What can a cinema, a film archive and films accomplish when it comes to the aesthetic and cultural education of young people who have grown up in the digital age? This is one of the many questions that Stefanie Schlüter is exploring as part of her "Living Archive" project. To this end, she will be opening the doors of the Arsenal film archive on May 21 from 3pm to 6pm to teachers from all types of school and of all age groups.
This program comprises a group tour around the archive rooms themselves and the screening of short films chosen collectively. Teachers are invited to browse through the archive, which houses over 10,000 films and videos. In the second part of the program, Stefanie Schlüter will then present the different opportunities the Arsenal archive offers to teachers in order that questions about the past, present and future of the moving image can be developed together with students.
To coincide with the children's exhibition at the Deutsche Kinemathek on the theme “Heroes” we are presenting fitting films on each last Sunday of a month.

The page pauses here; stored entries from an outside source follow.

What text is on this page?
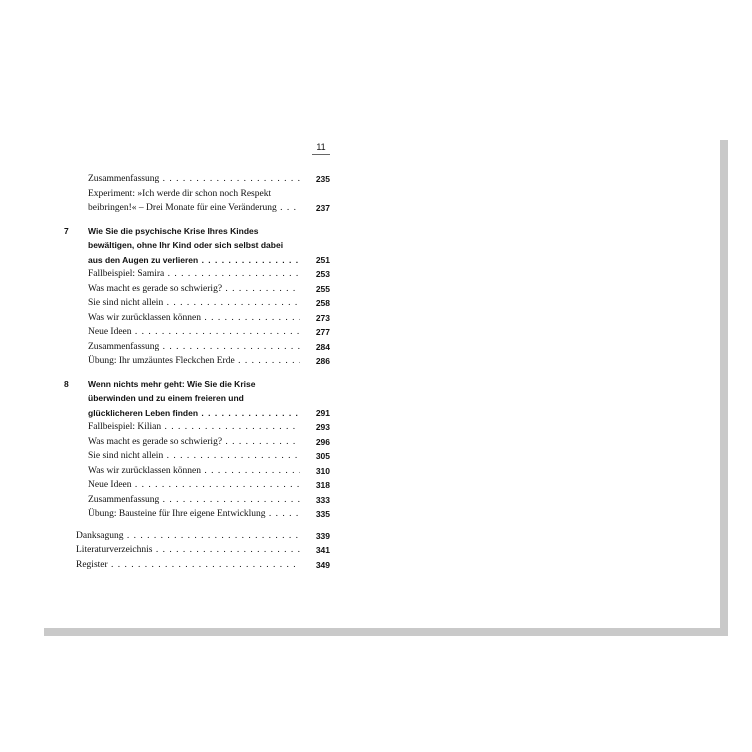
11
Zusammenfassung . . .	235
Experiment: »Ich werde dir schon noch Respekt
beibringen!« – Drei Monate für eine Veränderung . . .	237
7	Wie Sie die psychische Krise Ihres Kindes
bewältigen, ohne Ihr Kind oder sich selbst dabei
aus den Augen zu verlieren . . .	251
Fallbeispiel: Samira . . .	253
Was macht es gerade so schwierig? . . .	255
Sie sind nicht allein . . .	258
Was wir zurücklassen können . . .	273
Neue Ideen . . .	277
Zusammenfassung . . .	284
Übung: Ihr umzäuntes Fleckchen Erde . . .	286
8	Wenn nichts mehr geht: Wie Sie die Krise
überwinden und zu einem freieren und
glücklicheren Leben finden . . .	291
Fallbeispiel: Kilian . . .	293
Was macht es gerade so schwierig? . . .	296
Sie sind nicht allein . . .	305
Was wir zurücklassen können . . .	310
Neue Ideen . . .	318
Zusammenfassung . . .	333
Übung: Bausteine für Ihre eigene Entwicklung . . .	335
Danksagung . . .	339
Literaturverzeichnis . . .	341
Register . . .	349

On May 27, the Danish film HODDER SAVES THE WORLD! (En som Hodder, Henrik Ruben Genz, 2004) will be showing, in which a fairy confronts a nine-year-old with a request which he can't refuse. Young heroes that present the "Hero ticket" from the exhibition will receive free entry.
The maxim of our What is cinema? programon April 20 for high school students is: "Listen up!". It is all about sound in the cinema – from the first sound attempts of early film to modern experimental sound design.
A season to accompany a children's exhibition about heroes on the 4th floor of the cinema begins on 29 April. WE CAN BE HEROES! (Bäst i Sverige!, Ulf Malmros, Schweden 2003) is about Marcello und Fatima who both want something very different from their parents.
This month's "What is Cinema?"-jour fixe on March 16 is all about animals: Animals in films free the gaze. This was clear in the first film in the history of cinema when a dog suddenly walked through the entrance gate between the workers leaving the factory. Animals have been turning up on screen in all sorts of ways since then, either randomly or as main protagonists in documentaries or features, experimental or animated films. Animals can serve to reawaken the interest of a viewer, either when a cat masters its role perfectly or Indian cows amid dense traffic impart a sense of complete calm. This program takes a little foray into film history and shows animals from different and often surprising angles. (Stefanie Schlüter) The program is aimed at schoolchildren in classes 1 to 6.
All of the programs of last year's jour fixe screening period for our film education program "What is Cinema?" are now available for booking. The jour fixe series is being continued since the start of the new School year in September 2011.